À l’occasion de la sortie de son premier EP Deflection of Realness sur le label berlinois Unguarded, on a rencontré le jeune producteur marseillais Virgile. Entre field recording et expérimentations électroniques, son univers cherche à s’émanciper des tendances pour toucher à plus grand que soi.
Performances de poésie sonore, lives d’ambient expérimentale en pleine nuit, banquets et scénographies féériques en après-midi, au bord de l’eau ou sur les hauteurs des calanques… La scène alternative marseillaise ne cesse de se renouveler, au rythme de collectifs sans nom qui repensent nos façons de se réunir, de boire, de manger, et d’écouter de la musique. C’est au détour d’une de ces joyeusetés printanières, entre les murs d’une chapelle abandonnée dans le nord de la ville, que j’ai été pour la première fois happée par les nappes magistrales de Virgile. Dissimulé sous sa casquette à strass et ses cheveux longs, le musicien virevoltait entre son ordinateur, sa guitare et son synthé, chef d’orchestre de paysages sonores fantastiques qu’il faisait naître devant nos yeux.

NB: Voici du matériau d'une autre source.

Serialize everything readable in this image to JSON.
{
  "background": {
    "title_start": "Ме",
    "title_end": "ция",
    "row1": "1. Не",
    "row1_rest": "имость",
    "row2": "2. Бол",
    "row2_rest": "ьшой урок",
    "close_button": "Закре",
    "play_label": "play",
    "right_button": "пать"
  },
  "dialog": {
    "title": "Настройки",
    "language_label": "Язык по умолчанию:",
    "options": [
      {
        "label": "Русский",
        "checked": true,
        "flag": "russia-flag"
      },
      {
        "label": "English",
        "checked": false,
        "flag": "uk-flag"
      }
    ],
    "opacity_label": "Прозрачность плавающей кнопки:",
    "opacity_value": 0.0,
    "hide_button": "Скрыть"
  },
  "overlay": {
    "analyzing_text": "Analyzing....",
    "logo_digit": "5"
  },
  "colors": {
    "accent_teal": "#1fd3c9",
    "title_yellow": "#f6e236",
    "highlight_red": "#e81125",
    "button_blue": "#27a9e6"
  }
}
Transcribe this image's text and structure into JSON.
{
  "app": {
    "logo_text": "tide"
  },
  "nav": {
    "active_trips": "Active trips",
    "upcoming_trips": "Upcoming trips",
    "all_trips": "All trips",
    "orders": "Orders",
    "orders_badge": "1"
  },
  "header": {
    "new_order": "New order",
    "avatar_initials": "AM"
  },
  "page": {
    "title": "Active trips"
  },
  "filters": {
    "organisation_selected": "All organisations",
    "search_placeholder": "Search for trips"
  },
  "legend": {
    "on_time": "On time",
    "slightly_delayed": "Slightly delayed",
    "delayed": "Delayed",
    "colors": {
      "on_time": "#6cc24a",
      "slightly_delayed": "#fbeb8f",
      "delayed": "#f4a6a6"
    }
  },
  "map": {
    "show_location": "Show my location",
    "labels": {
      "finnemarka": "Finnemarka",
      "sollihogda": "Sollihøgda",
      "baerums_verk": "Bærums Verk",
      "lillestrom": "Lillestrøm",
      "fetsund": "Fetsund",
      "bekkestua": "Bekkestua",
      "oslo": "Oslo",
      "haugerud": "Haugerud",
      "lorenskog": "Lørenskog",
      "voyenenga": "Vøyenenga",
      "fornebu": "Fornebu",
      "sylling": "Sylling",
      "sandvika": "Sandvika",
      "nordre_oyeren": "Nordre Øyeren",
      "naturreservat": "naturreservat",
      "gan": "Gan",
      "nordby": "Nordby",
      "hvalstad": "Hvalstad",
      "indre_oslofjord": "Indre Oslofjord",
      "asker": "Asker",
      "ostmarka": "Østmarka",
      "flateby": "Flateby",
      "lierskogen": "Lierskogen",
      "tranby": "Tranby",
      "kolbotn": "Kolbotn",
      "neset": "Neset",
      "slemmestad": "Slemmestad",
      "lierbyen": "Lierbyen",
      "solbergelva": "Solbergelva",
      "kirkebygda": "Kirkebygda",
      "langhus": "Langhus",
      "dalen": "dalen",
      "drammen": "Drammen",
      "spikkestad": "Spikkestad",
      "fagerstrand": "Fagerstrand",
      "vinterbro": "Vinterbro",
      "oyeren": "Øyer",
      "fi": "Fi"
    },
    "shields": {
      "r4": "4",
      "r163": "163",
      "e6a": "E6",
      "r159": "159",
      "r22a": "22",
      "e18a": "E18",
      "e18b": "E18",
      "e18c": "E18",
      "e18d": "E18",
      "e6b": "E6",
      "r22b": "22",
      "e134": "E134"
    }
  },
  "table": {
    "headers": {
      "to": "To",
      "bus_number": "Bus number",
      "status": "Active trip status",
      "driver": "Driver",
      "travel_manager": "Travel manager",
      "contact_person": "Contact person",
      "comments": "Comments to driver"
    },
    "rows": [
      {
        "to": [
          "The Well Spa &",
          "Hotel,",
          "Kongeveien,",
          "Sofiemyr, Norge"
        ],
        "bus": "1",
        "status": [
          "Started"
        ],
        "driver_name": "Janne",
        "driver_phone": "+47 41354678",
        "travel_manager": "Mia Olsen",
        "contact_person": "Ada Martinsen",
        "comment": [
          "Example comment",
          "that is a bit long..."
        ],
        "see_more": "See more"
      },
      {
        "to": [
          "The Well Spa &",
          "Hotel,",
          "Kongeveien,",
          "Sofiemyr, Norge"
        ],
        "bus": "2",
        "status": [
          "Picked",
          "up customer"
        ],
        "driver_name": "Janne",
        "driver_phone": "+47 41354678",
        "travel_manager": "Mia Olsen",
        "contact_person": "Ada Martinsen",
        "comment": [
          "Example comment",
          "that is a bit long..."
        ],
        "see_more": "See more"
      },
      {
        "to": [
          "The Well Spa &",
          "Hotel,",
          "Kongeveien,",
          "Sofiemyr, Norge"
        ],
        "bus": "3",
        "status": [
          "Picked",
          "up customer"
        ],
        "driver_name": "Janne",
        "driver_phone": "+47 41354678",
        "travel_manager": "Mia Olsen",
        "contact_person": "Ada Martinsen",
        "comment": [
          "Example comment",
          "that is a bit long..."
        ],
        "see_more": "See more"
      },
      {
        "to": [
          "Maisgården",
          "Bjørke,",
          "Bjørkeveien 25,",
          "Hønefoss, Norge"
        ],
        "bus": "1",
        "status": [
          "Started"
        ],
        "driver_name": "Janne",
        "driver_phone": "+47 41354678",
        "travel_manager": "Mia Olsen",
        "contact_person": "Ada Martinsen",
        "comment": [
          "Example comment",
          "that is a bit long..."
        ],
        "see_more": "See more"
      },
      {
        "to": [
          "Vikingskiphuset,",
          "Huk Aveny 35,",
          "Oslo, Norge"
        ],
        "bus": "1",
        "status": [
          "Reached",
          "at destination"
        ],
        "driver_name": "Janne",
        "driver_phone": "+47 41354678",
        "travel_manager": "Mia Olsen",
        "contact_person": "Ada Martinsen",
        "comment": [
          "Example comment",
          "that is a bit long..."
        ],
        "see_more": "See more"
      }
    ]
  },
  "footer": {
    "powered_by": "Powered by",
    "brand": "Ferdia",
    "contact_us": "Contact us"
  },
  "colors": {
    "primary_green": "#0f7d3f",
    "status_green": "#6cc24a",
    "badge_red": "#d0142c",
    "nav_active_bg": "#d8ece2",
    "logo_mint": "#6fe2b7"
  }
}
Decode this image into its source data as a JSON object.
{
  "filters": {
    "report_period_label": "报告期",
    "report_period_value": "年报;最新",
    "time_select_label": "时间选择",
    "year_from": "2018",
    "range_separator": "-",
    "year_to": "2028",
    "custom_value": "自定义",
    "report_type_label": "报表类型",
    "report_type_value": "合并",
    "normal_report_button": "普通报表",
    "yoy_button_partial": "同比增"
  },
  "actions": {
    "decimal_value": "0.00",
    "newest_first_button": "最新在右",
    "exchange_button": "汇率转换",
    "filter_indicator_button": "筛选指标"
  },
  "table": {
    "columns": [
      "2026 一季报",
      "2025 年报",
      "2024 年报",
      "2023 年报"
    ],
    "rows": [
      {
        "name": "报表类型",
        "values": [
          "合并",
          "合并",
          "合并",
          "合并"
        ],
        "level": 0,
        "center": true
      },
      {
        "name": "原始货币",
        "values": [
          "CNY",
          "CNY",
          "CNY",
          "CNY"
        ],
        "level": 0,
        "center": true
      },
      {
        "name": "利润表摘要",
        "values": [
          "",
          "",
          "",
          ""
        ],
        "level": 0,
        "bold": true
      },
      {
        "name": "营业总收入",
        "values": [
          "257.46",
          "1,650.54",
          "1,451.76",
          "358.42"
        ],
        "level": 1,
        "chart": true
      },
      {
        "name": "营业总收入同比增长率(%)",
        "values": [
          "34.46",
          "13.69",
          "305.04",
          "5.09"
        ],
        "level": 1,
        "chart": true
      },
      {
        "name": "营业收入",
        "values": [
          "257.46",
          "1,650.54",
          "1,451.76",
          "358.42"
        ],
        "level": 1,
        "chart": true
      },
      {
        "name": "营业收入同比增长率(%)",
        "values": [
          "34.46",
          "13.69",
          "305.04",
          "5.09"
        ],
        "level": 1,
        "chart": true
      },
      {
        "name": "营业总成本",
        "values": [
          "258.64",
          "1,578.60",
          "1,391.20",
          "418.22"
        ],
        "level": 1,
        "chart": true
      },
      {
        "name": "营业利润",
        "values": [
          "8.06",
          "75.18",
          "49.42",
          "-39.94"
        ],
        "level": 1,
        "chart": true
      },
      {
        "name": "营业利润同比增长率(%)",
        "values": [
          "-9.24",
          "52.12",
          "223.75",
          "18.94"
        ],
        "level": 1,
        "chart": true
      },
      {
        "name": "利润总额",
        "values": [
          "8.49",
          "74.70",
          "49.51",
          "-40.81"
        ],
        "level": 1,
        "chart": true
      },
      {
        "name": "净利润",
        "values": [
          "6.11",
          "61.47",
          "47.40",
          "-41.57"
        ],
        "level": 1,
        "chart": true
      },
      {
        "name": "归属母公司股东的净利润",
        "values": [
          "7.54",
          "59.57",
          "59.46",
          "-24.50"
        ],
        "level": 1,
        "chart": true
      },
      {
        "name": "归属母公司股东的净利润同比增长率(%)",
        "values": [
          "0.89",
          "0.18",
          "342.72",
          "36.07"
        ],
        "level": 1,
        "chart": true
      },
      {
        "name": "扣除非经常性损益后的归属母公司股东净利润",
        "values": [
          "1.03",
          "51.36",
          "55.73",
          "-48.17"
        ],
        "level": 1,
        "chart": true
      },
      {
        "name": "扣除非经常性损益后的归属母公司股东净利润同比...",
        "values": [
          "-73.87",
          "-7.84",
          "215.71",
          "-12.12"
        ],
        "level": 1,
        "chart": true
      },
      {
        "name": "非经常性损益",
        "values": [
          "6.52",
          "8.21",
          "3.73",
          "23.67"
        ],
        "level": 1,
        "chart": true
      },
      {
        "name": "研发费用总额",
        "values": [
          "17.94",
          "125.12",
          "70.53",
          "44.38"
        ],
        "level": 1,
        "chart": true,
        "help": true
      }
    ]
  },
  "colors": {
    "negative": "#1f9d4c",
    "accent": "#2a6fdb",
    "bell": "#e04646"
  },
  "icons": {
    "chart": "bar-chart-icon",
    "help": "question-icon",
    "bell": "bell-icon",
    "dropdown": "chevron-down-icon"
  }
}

Sorti le 4 novembre sur le label berlinois Unguarded, son premier EP Deflection of Realness raconte la création d’un monde. D’une genèse argileuse (« Emerge From Mud »), on entend résonner les échos de chants lointains, rapidement noyés dans une floraison d’arpèges sous delay lancinant. On pourrait croire au début d’une berceuse (« Dawn Ritual »), avant que le frissonnement des cordes (« Swamp ») se fracasse contre les textures glitchées chaotiques, les rythmiques imprécises et les voix saturées jusqu’à frôler la noise dissonante (« We Shall Fall »). Six titres électroniques imprévisibles, dans lesquels on ne sait plus bien si c’est du larsen que naît l’harmonie, du calme que surgit la tempête, peut-être l’inverse, ou tout ça à la fois.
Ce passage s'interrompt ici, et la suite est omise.